The document revealed that Elliott and others in the organization encouraged what investigators called a toxic, cult-like atmosphere. Employees were required to keep personal journals which were turned in and discussed during staff meetings.
Investigators found that during these meetings brutal negative feedback was encouraged among employees that resulted in bullying and a “wolf pack” mentality.
“It felt a lot like a gang of animals who would gang up on the most vulnerable individual,” said a task force member who was interviewed by the investigator.
Elliott, who describes herself as an organizational development consultant, was found to be using a Ph.D. from an unaccredited university. Investigators determined that the use of the title posed a potential risk to the integrity of Army Medicine.
Investigators recommended that Elliott be placed on administrative leave.
Elliott did not return KUOW’s calls for comment, but told a Seattle Times reporter she had not yet seen the report.
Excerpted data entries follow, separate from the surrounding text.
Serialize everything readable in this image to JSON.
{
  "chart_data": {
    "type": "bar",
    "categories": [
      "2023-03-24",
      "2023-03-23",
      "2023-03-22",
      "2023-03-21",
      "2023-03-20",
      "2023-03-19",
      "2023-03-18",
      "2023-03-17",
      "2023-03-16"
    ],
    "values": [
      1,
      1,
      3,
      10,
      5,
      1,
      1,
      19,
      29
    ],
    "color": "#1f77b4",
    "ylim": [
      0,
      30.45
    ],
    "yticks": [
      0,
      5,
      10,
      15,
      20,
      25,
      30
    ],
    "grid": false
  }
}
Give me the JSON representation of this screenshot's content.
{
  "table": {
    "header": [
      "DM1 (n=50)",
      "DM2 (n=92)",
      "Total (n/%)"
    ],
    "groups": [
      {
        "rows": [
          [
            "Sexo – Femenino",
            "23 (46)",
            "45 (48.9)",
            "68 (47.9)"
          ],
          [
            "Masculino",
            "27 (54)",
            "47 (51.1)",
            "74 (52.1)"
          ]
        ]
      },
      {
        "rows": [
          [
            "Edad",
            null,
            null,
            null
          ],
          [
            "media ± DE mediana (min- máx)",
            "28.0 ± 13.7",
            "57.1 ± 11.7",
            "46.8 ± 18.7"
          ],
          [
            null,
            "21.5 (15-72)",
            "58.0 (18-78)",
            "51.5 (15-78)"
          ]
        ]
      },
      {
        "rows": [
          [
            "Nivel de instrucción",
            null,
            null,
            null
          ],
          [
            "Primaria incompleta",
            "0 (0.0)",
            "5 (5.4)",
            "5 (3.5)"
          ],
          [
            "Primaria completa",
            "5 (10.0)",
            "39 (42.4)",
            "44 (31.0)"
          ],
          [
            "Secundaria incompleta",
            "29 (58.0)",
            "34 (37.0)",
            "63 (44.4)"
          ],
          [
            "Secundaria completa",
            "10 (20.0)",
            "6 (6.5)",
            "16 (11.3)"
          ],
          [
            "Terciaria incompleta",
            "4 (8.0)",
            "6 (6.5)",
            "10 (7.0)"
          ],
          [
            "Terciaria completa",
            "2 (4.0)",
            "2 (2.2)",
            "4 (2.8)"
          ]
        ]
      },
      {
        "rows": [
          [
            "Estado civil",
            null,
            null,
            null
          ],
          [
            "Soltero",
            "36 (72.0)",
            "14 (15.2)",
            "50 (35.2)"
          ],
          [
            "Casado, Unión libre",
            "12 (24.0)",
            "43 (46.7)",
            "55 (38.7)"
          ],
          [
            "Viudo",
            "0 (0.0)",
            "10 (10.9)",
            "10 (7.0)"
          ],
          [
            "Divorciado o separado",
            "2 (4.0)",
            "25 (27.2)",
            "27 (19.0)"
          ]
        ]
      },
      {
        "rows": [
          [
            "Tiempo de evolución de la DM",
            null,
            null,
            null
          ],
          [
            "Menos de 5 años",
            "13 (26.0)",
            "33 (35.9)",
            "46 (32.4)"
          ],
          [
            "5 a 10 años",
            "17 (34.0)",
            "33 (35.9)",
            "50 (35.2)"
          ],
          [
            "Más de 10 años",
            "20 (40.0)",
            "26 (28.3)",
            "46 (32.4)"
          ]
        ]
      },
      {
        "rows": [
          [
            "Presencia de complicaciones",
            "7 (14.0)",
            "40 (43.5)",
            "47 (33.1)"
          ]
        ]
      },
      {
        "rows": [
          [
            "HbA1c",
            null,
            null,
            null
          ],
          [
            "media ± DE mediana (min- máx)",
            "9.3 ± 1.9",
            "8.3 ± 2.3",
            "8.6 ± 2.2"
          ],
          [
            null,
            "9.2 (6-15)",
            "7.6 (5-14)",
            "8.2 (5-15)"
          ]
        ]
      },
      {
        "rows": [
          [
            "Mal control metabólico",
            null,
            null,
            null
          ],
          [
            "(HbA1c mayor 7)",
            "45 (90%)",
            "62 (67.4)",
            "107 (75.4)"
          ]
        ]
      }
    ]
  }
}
Elliott added that she had received lots of positive feedback from officers who had been helped by the training and also from trainers in the task force.
She also said that a doctorate was not necessary for her position and that her superiors knew where her diploma came from and encouraged her to use the title of doctor. She declined further comment until she could talk with her attorney.
In a statement, the office of the Army Surgeon General says the task force mission was suspended in December after it was determined that the organization's internal operations, training standards and training methodologies were not aligned with Army Medicine Command's policies.